In his formal announcement to the Pomfret community, Head of School Tim Richards offered this glowing endorsement of the new director: “Gwyneth emerged from a very deep and talented pool of candidates from across the country. During her two days on campus, she impressed us with her intellect, her enthusiasm, her sense of humor, and her passion for education. We feel strongly that Gwyneth will be the perfect leader as we launch into Chapter Two of the Grauer Institute at Pomfret.”

With more than eighteen years experience as a teacher and administrator working in independent schools, Connell was indeed an impressive candidate. A Peddie School alumna. Degrees from Amherst and Columbia. Teaching stints at Millbrook and Packer. Leadership roles at Berkshire and Blair.

In person, she was just as impressive. During her campus visit, she exuded a sense of warmth and approachability that was matched by a keen intellect and strong vision. “In meetings, in the dining hall, in the classroom, she had a way of bringing out the best in people,” one faculty member commented.

And so, it was no surprise that amid all the formal pronouncements extolling her professional experience and academic expertise, one tiny but important detail slipped through the cracks. “Being funny is something I take very seriously,” she says. 

Connell fell in love with improv comedy as an undergraduate at Amherst College. The simple act of standing up on a stage where anything and everything could happen both thrilled and terrified her. “Improv was brutally hard for me at first, and I was very clearly NOT good for awhile. The process of getting good at improv turned out to be the process of learning to reach outward at the very moment when everything inside me wanted to curl into a ball and hide.” 

In 2006, Connell moved to New York City to study private school leadership at Columbia’s Teachers College. It was around this time that she also started performing with Chemistry Grad School, a troupe comprised of people she knew from the People’s Improv Theater (PIT). “That was a really formative period of time in my life,” she says. “I realized that many of the tools and tricks I was using as an improv comedian could be applied to my work in education. So much so that I ended up writing my master’s thesis about the Yes, and… Rule.”

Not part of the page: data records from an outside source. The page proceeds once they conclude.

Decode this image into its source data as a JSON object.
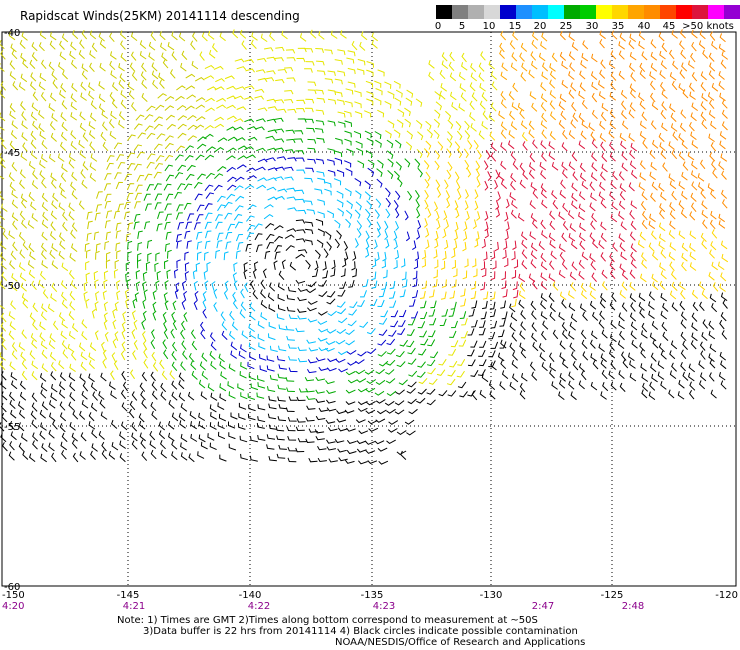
{
  "title": "Rapidscat Winds(25KM) 20141114 descending",
  "legend": {
    "colors": [
      "#000000",
      "#808080",
      "#b0b0b0",
      "#d8d8d8",
      "#0000cd",
      "#1e90ff",
      "#00bfff",
      "#00ffff",
      "#00aa00",
      "#00cd00",
      "#ffff00",
      "#ffd700",
      "#ffa500",
      "#ff8c00",
      "#ff4500",
      "#ff0000",
      "#dc143c",
      "#ff00ff",
      "#9400d3",
      "#4b0082"
    ],
    "labels": [
      "0",
      "5",
      "10",
      "15",
      "20",
      "25",
      "30",
      "35",
      "40",
      "45",
      ">50 knots"
    ]
  },
  "axes": {
    "lon_ticks": [
      "-150",
      "-145",
      "-140",
      "-135",
      "-130",
      "-125",
      "-120"
    ],
    "lat_ticks": [
      "-40",
      "-45",
      "-50",
      "-55",
      "-60"
    ],
    "times": [
      "4:20",
      "4:21",
      "4:22",
      "4:23",
      "2:47",
      "2:48"
    ]
  },
  "notes": {
    "line1": "Note: 1) Times are GMT 2)Times along bottom correspond to measurement at ~50S",
    "line2": "3)Data buffer is 22 hrs from 20141114 4) Black circles indicate possible contamination",
    "line3": "NOAA/NESDIS/Office of Research and Applications"
  }
}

The golden rule of improv comedy, the Yes, and... Rule requires performers to accept what other performers have stated without question (the “yes") and then work to expand on that line of thinking (the “and”) — no matter how absurd the proposition. “Rather than immediately shooting down an idea that might seem far-fetched,” she says, “it forces you to engage with it.” 

In general, Connell has noticed that people tend to approach open-ended conversations with a lot of preconceived notions. By delaying judgement, she argues, “you give the conversation time to grow and evolve in ways that can be incredibly productive.”

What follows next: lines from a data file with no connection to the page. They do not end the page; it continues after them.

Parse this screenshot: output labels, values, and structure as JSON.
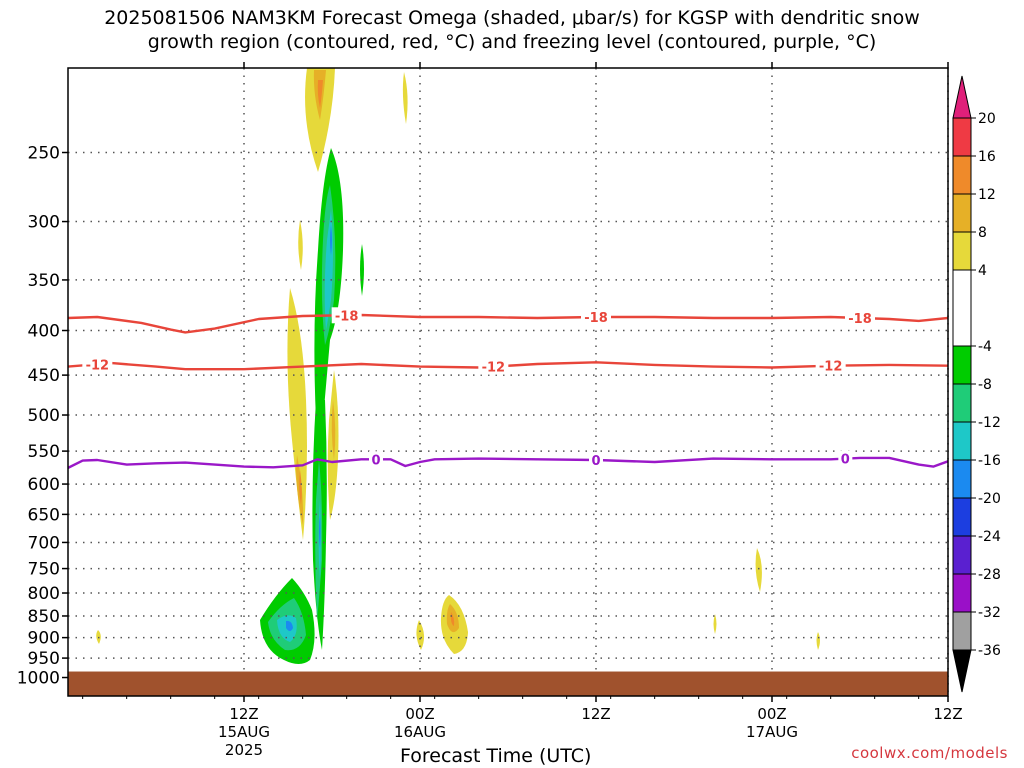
{
  "header": {
    "title_line1": "2025081506 NAM3KM Forecast Omega (shaded, μbar/s) for KGSP with dendritic snow",
    "title_line2": "growth region (contoured, red, °C) and freezing level (contoured, purple, °C)"
  },
  "credit": "coolwx.com/models",
  "colors": {
    "dgz_contour": "#e8453a",
    "freezing_contour": "#9a18c8",
    "ground": "#a0522d",
    "gridline": "#555555"
  },
  "chart_data": {
    "type": "heatmap",
    "title": "2025081506 NAM3KM Forecast Omega (shaded, μbar/s) for KGSP with dendritic snow growth region (contoured, red, °C) and freezing level (contoured, purple, °C)",
    "xlabel": "Forecast Time (UTC)",
    "ylabel": "",
    "x_range_hours": [
      -6,
      54
    ],
    "x_ticks": [
      {
        "hour": 6,
        "label": "12Z",
        "sub1": "15AUG",
        "sub2": "2025"
      },
      {
        "hour": 18,
        "label": "00Z",
        "sub1": "16AUG",
        "sub2": ""
      },
      {
        "hour": 30,
        "label": "12Z",
        "sub1": "",
        "sub2": ""
      },
      {
        "hour": 42,
        "label": "00Z",
        "sub1": "17AUG",
        "sub2": ""
      },
      {
        "hour": 54,
        "label": "12Z",
        "sub1": "",
        "sub2": ""
      }
    ],
    "y_scale": "log-pressure (hPa)",
    "y_range_hpa": [
      1050,
      200
    ],
    "y_ticks": [
      250,
      300,
      350,
      400,
      450,
      500,
      550,
      600,
      650,
      700,
      750,
      800,
      850,
      900,
      950,
      1000
    ],
    "ground_level_hpa": 1000,
    "colorbar": {
      "labels": [
        20,
        16,
        12,
        8,
        4,
        -4,
        -8,
        -12,
        -16,
        -20,
        -24,
        -28,
        -32,
        -36
      ],
      "bins": [
        {
          "range": [
            16,
            20
          ],
          "color": "#ef3a44"
        },
        {
          "range": [
            12,
            16
          ],
          "color": "#ef8a2a"
        },
        {
          "range": [
            8,
            12
          ],
          "color": "#e6b027"
        },
        {
          "range": [
            4,
            8
          ],
          "color": "#e6d93a"
        },
        {
          "range": [
            -4,
            4
          ],
          "color": "#ffffff"
        },
        {
          "range": [
            -8,
            -4
          ],
          "color": "#00cc00"
        },
        {
          "range": [
            -12,
            -8
          ],
          "color": "#1fcc78"
        },
        {
          "range": [
            -16,
            -12
          ],
          "color": "#1ec8c8"
        },
        {
          "range": [
            -20,
            -16
          ],
          "color": "#1b8af0"
        },
        {
          "range": [
            -24,
            -20
          ],
          "color": "#1c3ee0"
        },
        {
          "range": [
            -28,
            -24
          ],
          "color": "#5a20d0"
        },
        {
          "range": [
            -32,
            -28
          ],
          "color": "#9a10c8"
        },
        {
          "range": [
            -36,
            -32
          ],
          "color": "#a0a0a0"
        }
      ],
      "over_color": "#e0207a",
      "under_color": "#000000"
    },
    "contours": [
      {
        "level": -18,
        "label": "-18",
        "color": "#e8453a",
        "points": [
          [
            -6,
            387
          ],
          [
            -4,
            386
          ],
          [
            -1,
            392
          ],
          [
            1,
            399
          ],
          [
            2,
            402
          ],
          [
            4,
            398
          ],
          [
            7,
            388
          ],
          [
            10,
            385
          ],
          [
            14,
            384
          ],
          [
            18,
            386
          ],
          [
            22,
            386
          ],
          [
            26,
            387
          ],
          [
            30,
            386
          ],
          [
            34,
            386
          ],
          [
            38,
            387
          ],
          [
            42,
            387
          ],
          [
            46,
            386
          ],
          [
            50,
            388
          ],
          [
            52,
            390
          ],
          [
            54,
            387
          ]
        ],
        "label_hours": [
          13,
          30,
          48
        ]
      },
      {
        "level": -12,
        "label": "-12",
        "color": "#e8453a",
        "points": [
          [
            -6,
            440
          ],
          [
            -3,
            436
          ],
          [
            0,
            440
          ],
          [
            2,
            443
          ],
          [
            6,
            443
          ],
          [
            10,
            440
          ],
          [
            14,
            437
          ],
          [
            18,
            440
          ],
          [
            22,
            441
          ],
          [
            26,
            437
          ],
          [
            30,
            435
          ],
          [
            34,
            438
          ],
          [
            38,
            440
          ],
          [
            42,
            441
          ],
          [
            46,
            439
          ],
          [
            50,
            438
          ],
          [
            54,
            439
          ]
        ],
        "label_hours": [
          -4,
          23,
          46
        ]
      },
      {
        "level": 0,
        "label": "0",
        "color": "#9a18c8",
        "points": [
          [
            -6,
            575
          ],
          [
            -5,
            564
          ],
          [
            -4,
            563
          ],
          [
            -2,
            570
          ],
          [
            0,
            568
          ],
          [
            2,
            567
          ],
          [
            4,
            570
          ],
          [
            6,
            573
          ],
          [
            8,
            574
          ],
          [
            10,
            571
          ],
          [
            11,
            562
          ],
          [
            12,
            566
          ],
          [
            14,
            562
          ],
          [
            16,
            562
          ],
          [
            17,
            572
          ],
          [
            18,
            566
          ],
          [
            19,
            562
          ],
          [
            22,
            561
          ],
          [
            26,
            562
          ],
          [
            30,
            563
          ],
          [
            34,
            566
          ],
          [
            38,
            561
          ],
          [
            42,
            562
          ],
          [
            46,
            562
          ],
          [
            48,
            560
          ],
          [
            50,
            560
          ],
          [
            52,
            570
          ],
          [
            53,
            573
          ],
          [
            54,
            565
          ]
        ],
        "label_hours": [
          15,
          30,
          47
        ]
      }
    ]
  }
}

Though only a few months into her new job, Connell’s penchant for building on the good work of others is already yielding results. At the moment, she is partnering with classroom teachers to implement something called the Wellington Engagement Index, a revolutionary new way to measure student engagement at Pomfret. 

Pioneered by the Wellington School in Ohio, the online assessment asks students only two questions: “How much do you enjoy this class?” and “How challenging is it for you?” Students answer with the click of a button, and their responses are plotted on an X-Y axis that falls into one of four quadrants: bored, entertained, grind, or engaged. “It allows teachers to gauge how the class is feeling and adjust accordingly,” she says. “In other words, it teaches them to improvise.”